A good, quick overview that carries back to the beginnings of life 4 billion years ago but gives some emphasis to the appearance of humans is found in the Wikipedia Timeline of Human Evolution webpage. Before embarking on the remainder of this page, you should benefit from looking at the list of hominids and their precursors at this Wikipedia list of hominids. These three diagrams are also helpful. The first is a chart that gives a general time line through the Cenozoic and into the end of the Mesozoic; the second shows one version of primate evolution; the third a variation of this with hominids included and broadly spelled out:

More information about the timeline for primate evolution; courtesy Dennis O'Neill.
Phylogeny of the Primates.
Another version of primate evolution.

Classification of the Primates show two broad groupings: 1. The Prosimians, made up of Lemurs, and 2. The Anthropoids, that includes Old and New World monkeys, the Apes, the Chipanzees, and Humans. Of the Anthropoids, there are two major divergences over the last 30 million years. One line includes Old World monkeys, the other contains several branches of which one is the hominids. While the closest tie between Man and other similar animals is said by many to be with the Gorilla or other Apes, the Chimpanzees are also related (98% of the thousands of DNA genes in the genomes of Man and Chimp are identical and located in the same relative positions).

Much publicity has been given to an announcement in May of 2009 of what is called by some as the "missing link" ancestor of both Primate Groups. A nearly complete primate fossil was found in the 1980s in the Messel shale quarry near Frankfurt, Germany. The rocks there are 47 million years in age, placing the many fossil types at Messel in the Eocene.The primate's formal name is Darwinius messelae, but it is called "Ida" (after the daughter of the scientist who led the recent research on it). These two illustrations are pertinent:

Photograph on the left of Darwinius messelae; on the right is a radiograph.
The hand of Ida.

The fossil appears to be a transitional link between the Prosimians and the Anthropoids. It has some lemurlike qualities but lacks certain features of that group while showing some bones that link it to the Anthropoids.

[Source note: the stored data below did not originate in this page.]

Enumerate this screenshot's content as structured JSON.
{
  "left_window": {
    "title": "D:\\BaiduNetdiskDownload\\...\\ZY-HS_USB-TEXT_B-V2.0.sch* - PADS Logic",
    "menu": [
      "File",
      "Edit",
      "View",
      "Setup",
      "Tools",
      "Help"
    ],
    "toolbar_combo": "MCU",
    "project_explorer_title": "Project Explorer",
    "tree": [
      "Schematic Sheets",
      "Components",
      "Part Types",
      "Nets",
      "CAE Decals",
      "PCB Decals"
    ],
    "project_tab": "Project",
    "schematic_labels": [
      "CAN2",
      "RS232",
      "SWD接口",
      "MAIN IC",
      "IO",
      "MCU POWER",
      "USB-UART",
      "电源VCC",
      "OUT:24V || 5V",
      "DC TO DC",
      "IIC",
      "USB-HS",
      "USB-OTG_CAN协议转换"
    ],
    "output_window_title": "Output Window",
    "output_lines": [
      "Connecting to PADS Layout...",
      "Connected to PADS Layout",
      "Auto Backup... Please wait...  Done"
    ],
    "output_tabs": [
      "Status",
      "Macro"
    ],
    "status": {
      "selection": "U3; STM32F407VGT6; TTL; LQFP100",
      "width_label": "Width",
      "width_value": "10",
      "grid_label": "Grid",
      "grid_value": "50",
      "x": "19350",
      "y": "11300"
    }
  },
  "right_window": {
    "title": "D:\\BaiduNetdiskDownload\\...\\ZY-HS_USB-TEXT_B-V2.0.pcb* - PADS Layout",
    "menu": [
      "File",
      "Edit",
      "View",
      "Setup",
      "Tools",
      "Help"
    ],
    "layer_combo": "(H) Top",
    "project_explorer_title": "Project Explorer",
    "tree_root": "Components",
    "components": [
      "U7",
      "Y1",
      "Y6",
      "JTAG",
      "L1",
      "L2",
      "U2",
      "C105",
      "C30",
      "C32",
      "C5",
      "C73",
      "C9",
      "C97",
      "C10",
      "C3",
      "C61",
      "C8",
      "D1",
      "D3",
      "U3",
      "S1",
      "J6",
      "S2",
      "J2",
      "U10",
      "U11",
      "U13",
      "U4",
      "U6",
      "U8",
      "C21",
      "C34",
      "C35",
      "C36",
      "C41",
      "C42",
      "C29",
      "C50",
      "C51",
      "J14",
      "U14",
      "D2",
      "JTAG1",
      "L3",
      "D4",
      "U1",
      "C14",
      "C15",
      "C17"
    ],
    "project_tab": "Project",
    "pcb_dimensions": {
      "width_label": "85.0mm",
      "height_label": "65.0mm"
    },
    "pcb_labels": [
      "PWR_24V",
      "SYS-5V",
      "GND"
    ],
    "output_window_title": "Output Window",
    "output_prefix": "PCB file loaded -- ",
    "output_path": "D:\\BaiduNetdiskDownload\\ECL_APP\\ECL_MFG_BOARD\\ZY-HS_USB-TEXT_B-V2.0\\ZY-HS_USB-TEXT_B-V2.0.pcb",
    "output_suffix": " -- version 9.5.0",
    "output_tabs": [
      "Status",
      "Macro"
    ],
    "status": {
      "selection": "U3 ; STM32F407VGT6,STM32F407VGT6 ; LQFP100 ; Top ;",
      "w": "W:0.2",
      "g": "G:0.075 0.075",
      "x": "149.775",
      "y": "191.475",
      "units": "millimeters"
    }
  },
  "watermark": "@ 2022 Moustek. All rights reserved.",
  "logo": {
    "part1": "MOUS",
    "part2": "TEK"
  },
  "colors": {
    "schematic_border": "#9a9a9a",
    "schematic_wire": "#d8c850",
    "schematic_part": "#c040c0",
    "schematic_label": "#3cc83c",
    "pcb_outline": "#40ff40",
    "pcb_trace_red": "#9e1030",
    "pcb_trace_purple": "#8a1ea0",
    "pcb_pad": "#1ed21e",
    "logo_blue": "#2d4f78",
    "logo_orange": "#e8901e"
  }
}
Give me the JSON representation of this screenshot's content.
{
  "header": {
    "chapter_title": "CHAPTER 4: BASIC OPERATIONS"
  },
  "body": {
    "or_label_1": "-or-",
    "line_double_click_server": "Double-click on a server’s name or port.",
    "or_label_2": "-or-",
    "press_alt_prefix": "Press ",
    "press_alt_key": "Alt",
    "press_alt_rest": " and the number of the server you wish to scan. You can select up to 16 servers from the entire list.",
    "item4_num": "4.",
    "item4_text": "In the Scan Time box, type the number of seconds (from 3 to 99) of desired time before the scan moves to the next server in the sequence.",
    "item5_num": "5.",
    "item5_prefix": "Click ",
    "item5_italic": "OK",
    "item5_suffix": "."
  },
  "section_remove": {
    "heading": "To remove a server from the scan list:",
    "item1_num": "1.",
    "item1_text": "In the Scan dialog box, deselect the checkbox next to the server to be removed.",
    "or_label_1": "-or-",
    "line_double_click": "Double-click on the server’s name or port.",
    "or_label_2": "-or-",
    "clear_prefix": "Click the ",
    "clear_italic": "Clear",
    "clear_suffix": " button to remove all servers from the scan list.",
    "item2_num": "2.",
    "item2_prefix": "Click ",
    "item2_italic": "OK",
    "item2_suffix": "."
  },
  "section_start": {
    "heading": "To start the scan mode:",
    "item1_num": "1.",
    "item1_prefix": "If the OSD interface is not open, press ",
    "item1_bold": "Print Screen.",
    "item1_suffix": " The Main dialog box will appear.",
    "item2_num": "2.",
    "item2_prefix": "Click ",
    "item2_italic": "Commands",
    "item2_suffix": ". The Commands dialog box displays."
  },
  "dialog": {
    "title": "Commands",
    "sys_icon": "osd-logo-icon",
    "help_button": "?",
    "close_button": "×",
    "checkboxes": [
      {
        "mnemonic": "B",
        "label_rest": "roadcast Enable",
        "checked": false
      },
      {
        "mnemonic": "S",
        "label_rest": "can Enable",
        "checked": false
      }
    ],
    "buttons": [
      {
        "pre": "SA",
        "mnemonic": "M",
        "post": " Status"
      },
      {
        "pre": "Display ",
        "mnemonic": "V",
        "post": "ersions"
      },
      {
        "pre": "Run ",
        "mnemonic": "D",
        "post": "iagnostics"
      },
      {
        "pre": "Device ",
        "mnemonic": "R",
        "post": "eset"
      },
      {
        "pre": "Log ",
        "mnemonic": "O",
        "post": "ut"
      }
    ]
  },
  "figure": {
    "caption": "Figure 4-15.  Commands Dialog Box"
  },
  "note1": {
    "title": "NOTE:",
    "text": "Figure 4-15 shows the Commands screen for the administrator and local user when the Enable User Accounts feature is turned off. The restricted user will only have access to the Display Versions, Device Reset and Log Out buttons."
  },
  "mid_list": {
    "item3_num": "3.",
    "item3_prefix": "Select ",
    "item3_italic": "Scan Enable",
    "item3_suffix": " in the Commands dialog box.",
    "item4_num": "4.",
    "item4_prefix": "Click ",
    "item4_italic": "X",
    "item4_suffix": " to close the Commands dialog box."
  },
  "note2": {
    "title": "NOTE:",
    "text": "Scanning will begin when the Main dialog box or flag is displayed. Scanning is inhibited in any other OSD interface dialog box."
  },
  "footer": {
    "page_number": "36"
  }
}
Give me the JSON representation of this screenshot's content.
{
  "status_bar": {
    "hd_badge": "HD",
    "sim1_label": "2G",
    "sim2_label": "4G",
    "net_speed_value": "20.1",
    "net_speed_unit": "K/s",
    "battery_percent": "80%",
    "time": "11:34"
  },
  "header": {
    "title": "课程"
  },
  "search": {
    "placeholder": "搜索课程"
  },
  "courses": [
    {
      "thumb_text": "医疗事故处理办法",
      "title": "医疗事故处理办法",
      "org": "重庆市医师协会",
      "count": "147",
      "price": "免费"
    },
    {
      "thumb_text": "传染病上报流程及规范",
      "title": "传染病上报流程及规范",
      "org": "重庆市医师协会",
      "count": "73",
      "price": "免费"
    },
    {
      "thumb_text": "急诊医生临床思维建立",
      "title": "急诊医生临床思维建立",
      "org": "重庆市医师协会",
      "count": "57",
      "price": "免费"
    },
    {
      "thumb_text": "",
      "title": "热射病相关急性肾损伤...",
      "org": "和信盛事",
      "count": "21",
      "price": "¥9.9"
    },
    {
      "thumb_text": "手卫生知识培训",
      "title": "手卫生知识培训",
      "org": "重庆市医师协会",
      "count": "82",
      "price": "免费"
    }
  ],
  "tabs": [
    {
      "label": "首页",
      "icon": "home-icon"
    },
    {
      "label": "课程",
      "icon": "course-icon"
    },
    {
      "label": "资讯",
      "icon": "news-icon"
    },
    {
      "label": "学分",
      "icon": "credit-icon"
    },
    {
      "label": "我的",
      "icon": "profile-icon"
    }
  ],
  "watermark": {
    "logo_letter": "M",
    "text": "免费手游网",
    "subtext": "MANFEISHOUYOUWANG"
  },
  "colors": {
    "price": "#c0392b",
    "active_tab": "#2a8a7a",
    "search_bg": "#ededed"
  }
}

Of particular import is the opposable thumb in the hand; this is what is characteristic of primates among mammals and a trait that facilitated the ability of humans to evolve into civilized Man.

We will now concentrate on human evolution, as determined mainly from the fossil record. As a generality, the genus "Homo" is associated with modern humans and direct ancestors whereas the genus "Australopithecus" and others refer to pre-humans. Two diagrams are introduced here. The first emphasizes the time spans during which the various genera lived; the second shows one model (there are competing versions) of the lineage, as a family tree, of the anthropoids back to about 7 million years.

A classification of anthropoid evolution with emphasis on modern human ancestors.
Ancestry of Man in the naturalistic model developed from the concept of Evolution.

Part of this progression can be displayed in terms of an evolutionary pattern that depends on the principal evidence - interpretation of skeletal remains, in this case reconstructed heads.

Another phylogenic classification of the principal hominids.

The diagram below shows the skull differences in a different rendition:

Skulls of various hominids.

This next diagram was taken off the Internet; it is a reproduction of an August 1999 feature article in Time Magazine. It is worth examining before we add comments:

Human genealogy, from a Time Magazine article.

Fossil bones of various hominids have been found on all Old World continents, as evident in this map:

Site map showing localities where pre-modern hominids have been found.

This next map incorporates the above map but shows the general pathway to the New World (N. and S. America). The blue lines are one of several proposed pathways from central Africa to the other continents (discussed below):

Map showing localities where hominid bones and artifacts have been found.